# Is it alright to squeeze or squash (in a way) the ethernet cable at all?



## theonethattime (Apr 21, 2009)

My wireless internet connection is quite unstable sometimes, therefore I've decided to switch back to using cable, however, some questions arise: 
1: is it alright to squeeze or squash (in a way) the ethernet cable at all? 
2: and will squeezing affect the connection? 
3: also, will the length of the cable affect the connection? 
4: is there a difference between ordinary ethernet cable and the flat ethernet cable?

Because the router is not on the same floor as my laptop, therfore, I will require at least 15 meters of the cable to connect with, and by doing so, some part of the cable will have to be squeeze through the door and there is not much gap from my door and the doorframe.
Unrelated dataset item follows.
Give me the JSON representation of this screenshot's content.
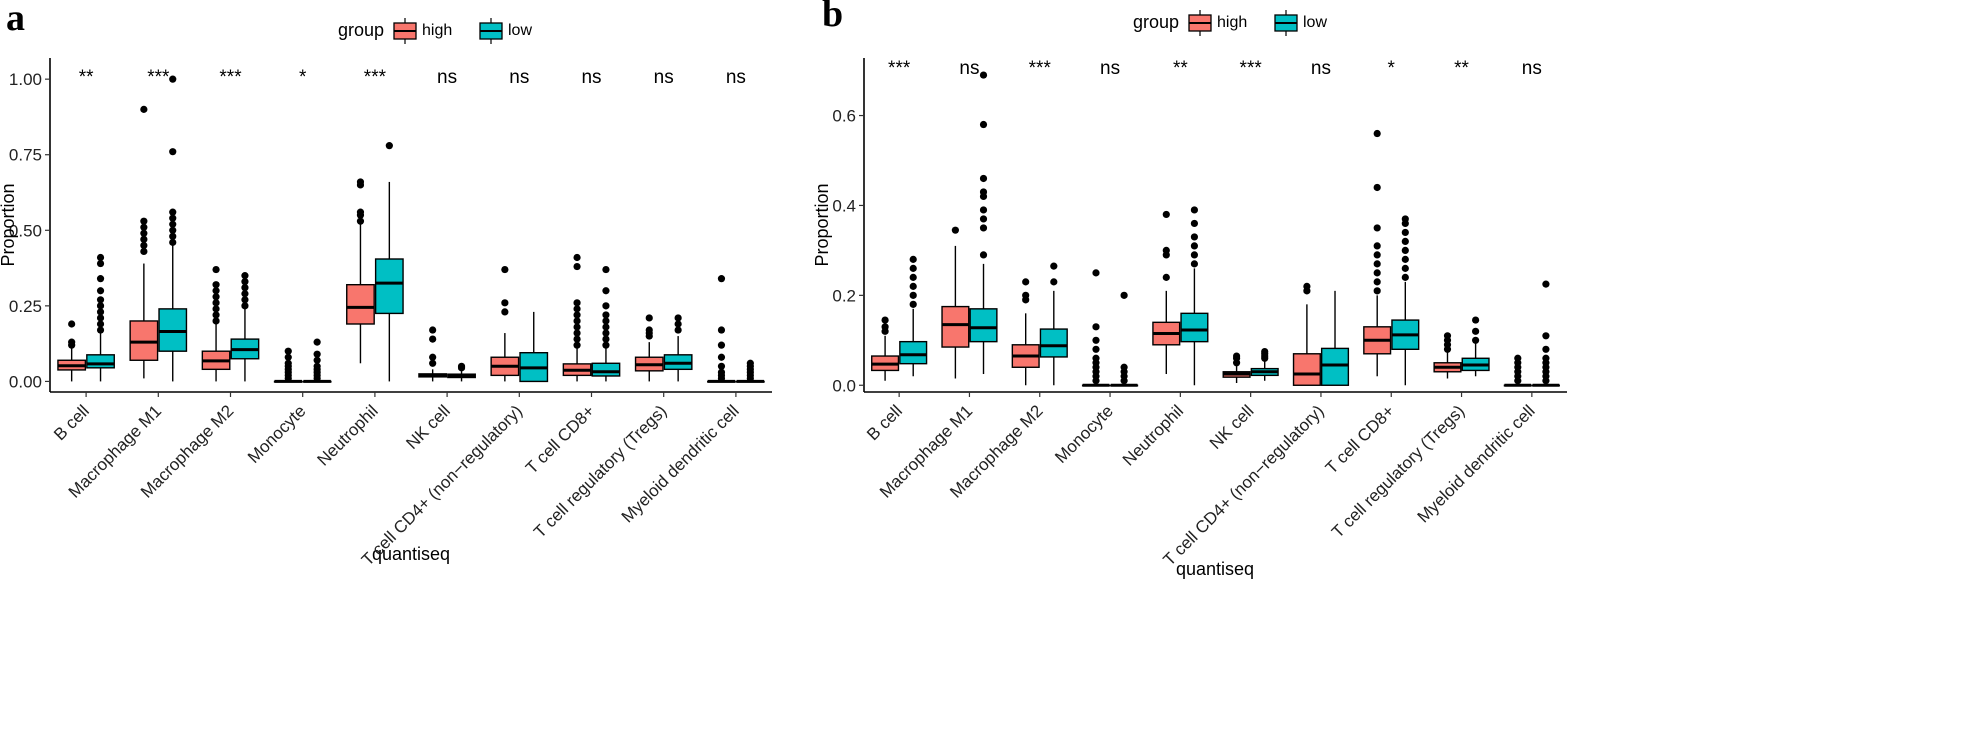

It would be very nice if someone could kindly answer my questions for me, thank you.


----------



## Cirx (Apr 21, 2009)

theonethattime said:


> My wireless internet connection is quite unstable sometimes, therefore I've decided to switch back to using cable, however, some questions arise:
> 1: is it alright to squeeze or squash (in a way) the ethernet cable at all?
> 2: and will squeezing affect the connection?
> 3: also, will the length of the cable affect the connection?
> ...


1) As long as you don't harm any of the wires, it's perfectly ok.
2) No, as long as the wires inside are fine
3) Yes, the longer the cable the longer it takes to transmit data to and from the router/pc.
4) Don't know what you are talking about -.-


----------



## johnwill (Sep 26, 2002)

There is no difference in performance for Ethernet cables as long as 100 meters. Length will not affect the performance at all. The difference in propagation time for a short cable and a 100 meter cable would be measured in nanoseconds. :smile:

You do not want to crush the cable, because that's not going to be good over the long run, especially if you actually open and close this door at all.
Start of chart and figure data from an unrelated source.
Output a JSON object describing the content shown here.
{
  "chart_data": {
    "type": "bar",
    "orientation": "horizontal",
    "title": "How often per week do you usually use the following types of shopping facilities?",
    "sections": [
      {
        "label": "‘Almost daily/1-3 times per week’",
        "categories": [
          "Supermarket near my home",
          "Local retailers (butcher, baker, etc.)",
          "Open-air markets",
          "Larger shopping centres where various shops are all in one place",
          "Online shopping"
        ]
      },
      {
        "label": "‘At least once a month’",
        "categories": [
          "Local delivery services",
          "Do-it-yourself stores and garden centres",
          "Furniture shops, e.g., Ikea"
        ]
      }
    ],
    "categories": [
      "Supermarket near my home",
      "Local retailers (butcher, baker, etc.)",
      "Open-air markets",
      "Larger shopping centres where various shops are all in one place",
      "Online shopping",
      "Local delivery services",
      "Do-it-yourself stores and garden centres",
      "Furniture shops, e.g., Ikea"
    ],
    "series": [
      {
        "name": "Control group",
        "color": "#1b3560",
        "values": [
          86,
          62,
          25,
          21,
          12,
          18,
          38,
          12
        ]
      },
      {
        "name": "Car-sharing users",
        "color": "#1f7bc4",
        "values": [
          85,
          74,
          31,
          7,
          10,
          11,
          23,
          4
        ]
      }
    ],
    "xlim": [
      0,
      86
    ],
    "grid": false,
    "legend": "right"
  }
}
There used to be some flat cable with RJ-45 connectors on it, but that is not really Ethernet cable, even though folks used it. Ethernet connections REQUIRE twisted pairs for the connection over the entire length of the cable. A run of truly flat cable for any distance for Ethernet will most likely not work, and even shorter runs result in a lot of packet corruption.


----------



## theonethattime (Apr 21, 2009)

Thanks for all your reply, I think I will stick to the ordinary cable and see how it goes. My friend had a very similar situation like mine and she just used ordinary cable for her internet connection, and for years, there has not been a problem with it. So I guess it will be okay for me too.


----------